If you haven’t already read these, we encourage you to check them out. And, there's is always more over on the Defending Equity Initiative Resources page.
Hopefully, 2026 brings some brighter news, and we wish all of our readers, clients, and friends a restful holiday season.
In no particular order, our posts this year featured:
A detailed series of posts intended as a DIY-ish resource for forming a nonprofit — whether to do it, how to make a for-profit/non-profit affiliate relationship work, Articles of Incorporation, Bylaws and other corporate documents, preparing and filing the tax-exemption application, and getting all of the other filings done (by our superstar Managing Paralegal, Michelle Leung). As public resources go, we think there is a ton of useful information and free samples in here, and hope people doing it themselves give the posts a read.
Our MLC Compliance leader, Patrick Hogan, attended the 2026 the annual conference of the National Association of State Charity Officials and provided a great writeup of what he heard and learned about charitable regulators (i.e. state Attorneys General) are thinking about the charitable sector. Patrick’s growth of the MLC Compliance work is very impressive, and you can hear (and see!) him talk about that work here.
Patrick also continued writing about another one of his specialties: the 501(c)(7) social club — both in the context of self-declaring vs. applying for tax-exempt status and staying within non-member income limits. This area of practice is full of surprising rules and I don’t know anyone who has thought more about them than Patrick — really helpful stuff if you are setting up this kind of organization or already have one.
It would not be 2025 without a set of real downer topics — sorry, but these are all really important, and not just now.

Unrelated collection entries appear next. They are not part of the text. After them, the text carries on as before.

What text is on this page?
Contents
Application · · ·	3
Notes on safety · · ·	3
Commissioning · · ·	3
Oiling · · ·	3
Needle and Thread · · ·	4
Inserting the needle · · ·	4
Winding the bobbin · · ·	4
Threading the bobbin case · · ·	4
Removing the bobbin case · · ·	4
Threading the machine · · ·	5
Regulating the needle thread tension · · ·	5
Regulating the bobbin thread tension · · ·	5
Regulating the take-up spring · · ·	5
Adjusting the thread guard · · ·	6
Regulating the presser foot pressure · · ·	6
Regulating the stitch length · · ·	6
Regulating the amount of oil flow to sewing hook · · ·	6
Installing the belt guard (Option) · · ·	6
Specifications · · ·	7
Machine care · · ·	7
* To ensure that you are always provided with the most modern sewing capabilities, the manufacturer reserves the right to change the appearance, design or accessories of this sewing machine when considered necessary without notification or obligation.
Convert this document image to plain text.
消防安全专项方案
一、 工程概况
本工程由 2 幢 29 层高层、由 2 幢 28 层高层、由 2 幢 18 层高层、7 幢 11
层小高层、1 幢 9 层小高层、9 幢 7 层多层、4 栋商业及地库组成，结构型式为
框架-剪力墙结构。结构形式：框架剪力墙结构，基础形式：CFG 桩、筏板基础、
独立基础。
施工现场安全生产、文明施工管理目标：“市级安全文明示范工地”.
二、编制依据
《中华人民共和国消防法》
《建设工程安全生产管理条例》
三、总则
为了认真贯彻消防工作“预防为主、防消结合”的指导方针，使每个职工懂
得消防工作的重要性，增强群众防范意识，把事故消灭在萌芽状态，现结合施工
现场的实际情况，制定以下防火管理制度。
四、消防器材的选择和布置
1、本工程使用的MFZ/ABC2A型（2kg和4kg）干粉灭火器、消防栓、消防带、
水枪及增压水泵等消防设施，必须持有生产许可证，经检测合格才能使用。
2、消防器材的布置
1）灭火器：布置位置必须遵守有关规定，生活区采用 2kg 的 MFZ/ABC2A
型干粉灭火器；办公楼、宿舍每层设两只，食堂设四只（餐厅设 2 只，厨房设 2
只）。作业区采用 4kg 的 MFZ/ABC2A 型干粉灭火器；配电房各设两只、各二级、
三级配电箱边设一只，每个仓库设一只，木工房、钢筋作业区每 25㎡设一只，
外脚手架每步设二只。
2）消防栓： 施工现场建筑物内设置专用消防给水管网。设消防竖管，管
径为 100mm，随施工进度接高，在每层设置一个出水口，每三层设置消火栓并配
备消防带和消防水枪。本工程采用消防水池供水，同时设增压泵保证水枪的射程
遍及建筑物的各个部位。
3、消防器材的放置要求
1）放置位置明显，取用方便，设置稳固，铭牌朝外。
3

I chimed in with a post on nonprofit dissolution in California, a process that is harder than you would think and something you should either hire a lawyer for or at least do very carefully and thoughtfully using that post and the resources it links to as a guide.
Daniel Lac, leader of our MLC Employment practice, addressed the reality that with the loss of funding, many organizations had to make significant cuts and wrote a very helpful piece on how to try to avoid reductions in force and the related legal considerations.
Patrick addressed the very common reality of automatic revocation and, more hopefully, how to avoid it and what it takes to get reinstated.
Finally, in ‘man yells at clouds’, I addressed the threats from the administration a few different times on somewhat varied topics. I wrote about what I see as the wrong way to manage these threats, the what I’d describe as the best-ignored pathetic fascism of the new public service loan forgiveness regulations, the way we intend to use Defending Equity Initiative to help progressive nonprofits resist threats to the extent they become real, and a rejection of the focus on philanthropic freedom as the cause du jour.
We hope that next year we can touch on even more topics and provide a wider variety of useful resources for the sector.